従えられる精霊は、確かに精霊が生まれる条件は強い魔力であり、魔力が結晶化した魔石は生まれるには適した素材であることは確かだろうが……そこでふと俺も思う。
「確か魔物でも、魔力で作られた敵もいたような。その区別はどうなっているんだ?」
ページをめくりながら俺は見ていくが、よく分からない。
そこでミルルが、
「そこが現在の学説の争点になっているのです。
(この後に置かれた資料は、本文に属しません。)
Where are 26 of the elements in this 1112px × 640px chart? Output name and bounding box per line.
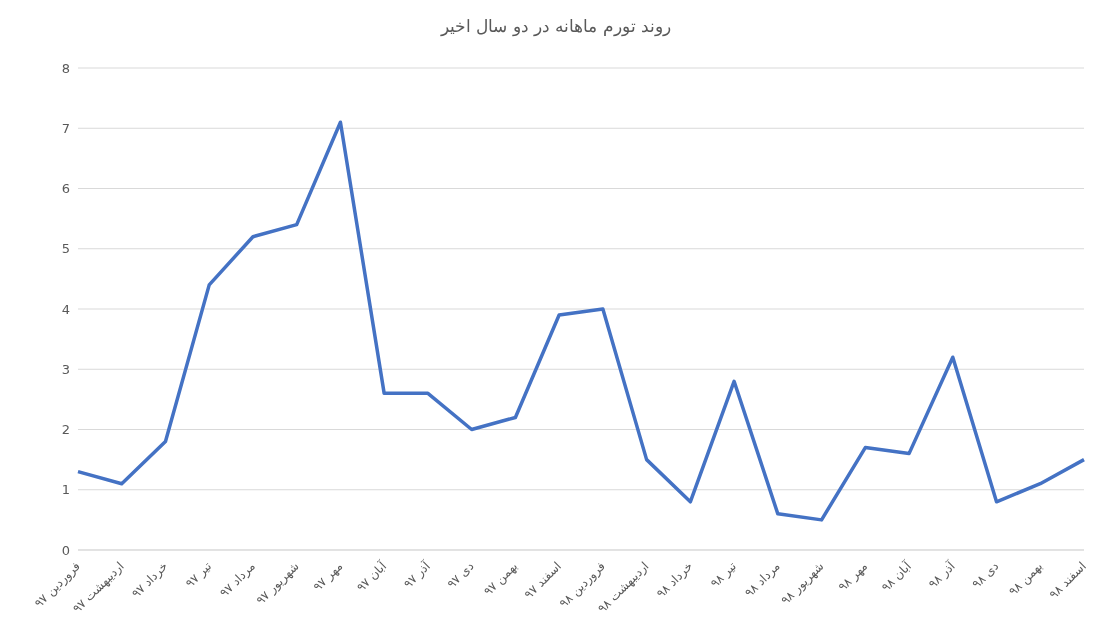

力の弱い魔物も“精霊”に分類すると、確かに精霊使いの人数は増えますが、それでは圧倒的に強い上位の“精霊使い”との差が大きくなってしまいます。もしくは「魔物使い」といった下位分類を作るべきでは、といった話や、“妖精”という“精霊”よりも弱い自然発生の魔物を呼ぶかといった話も有りまして……ただ今は厳密に、強い力を持つ“精霊”を従えるものが一番危険なために“精霊使い”と称される運びになっていたかと」
簡単にまとめた話だが、とてもわかりやすい。
そしてあの時受付嬢に危険を感じて説明を断ってよかったと思う。
下手をすると今日一日で終わるかというかのような長い説明になっていたかもしれない。
なので説明してくれたミルルに俺は、
「ミルル、詳しいんだな。わかりやすくて助かったよ」
「そ、そうですか。タイキのお役に立てて嬉しいです」
照れたようなミルルだが、この詳しい知識はさすがに貴族のご令嬢というべきなのだろうか。
でもそれよりもこんな顔のミルルも可愛いなと俺は思ってしまって、慌てて本に目を移す。
それによるとこの「精霊使い」とやらは、その強力な精霊を、半自律的に使役して操り攻撃するらしい。
どうやら遠隔操作でき、そして単純な命令ならば自律的に判断してその場で行動ができるようだ。
しかも巨大な力を持った精霊がである。
「これは確かに危険だな。でも一国の姫を封じようとするって、一体どんな理由があるんだか」
「危険だから封じた、という線が濃厚かもしれませんが」
「……これでアホな理由だったら、俺、怒るぞ?」
そう呟いてみて、なんとなくサーシャの性格を思い出すと、ありそうな気がして不安を覚える。
さり気なくミルルの顔を見ると、ミルルも微妙な表情になっていた。
けれどサーシャ姫といえば、
「そういえば一週間後にこの町にサーシャ姫が来るんだったか」
「ええ。でも女神様のお墨付きのサーシャ姫はここにいて。となると影武者でしょうが……」
「一体何を考えてこの町に来るんだろうな。何だかきな臭くなってきた気がするあまり関わらないようにしよう、巻き込まれたくないしな」
「そうですね。……これで調べ物は終わりですか? タイキ」
それに俺は、知りたいことは知ったので頷いたのだった。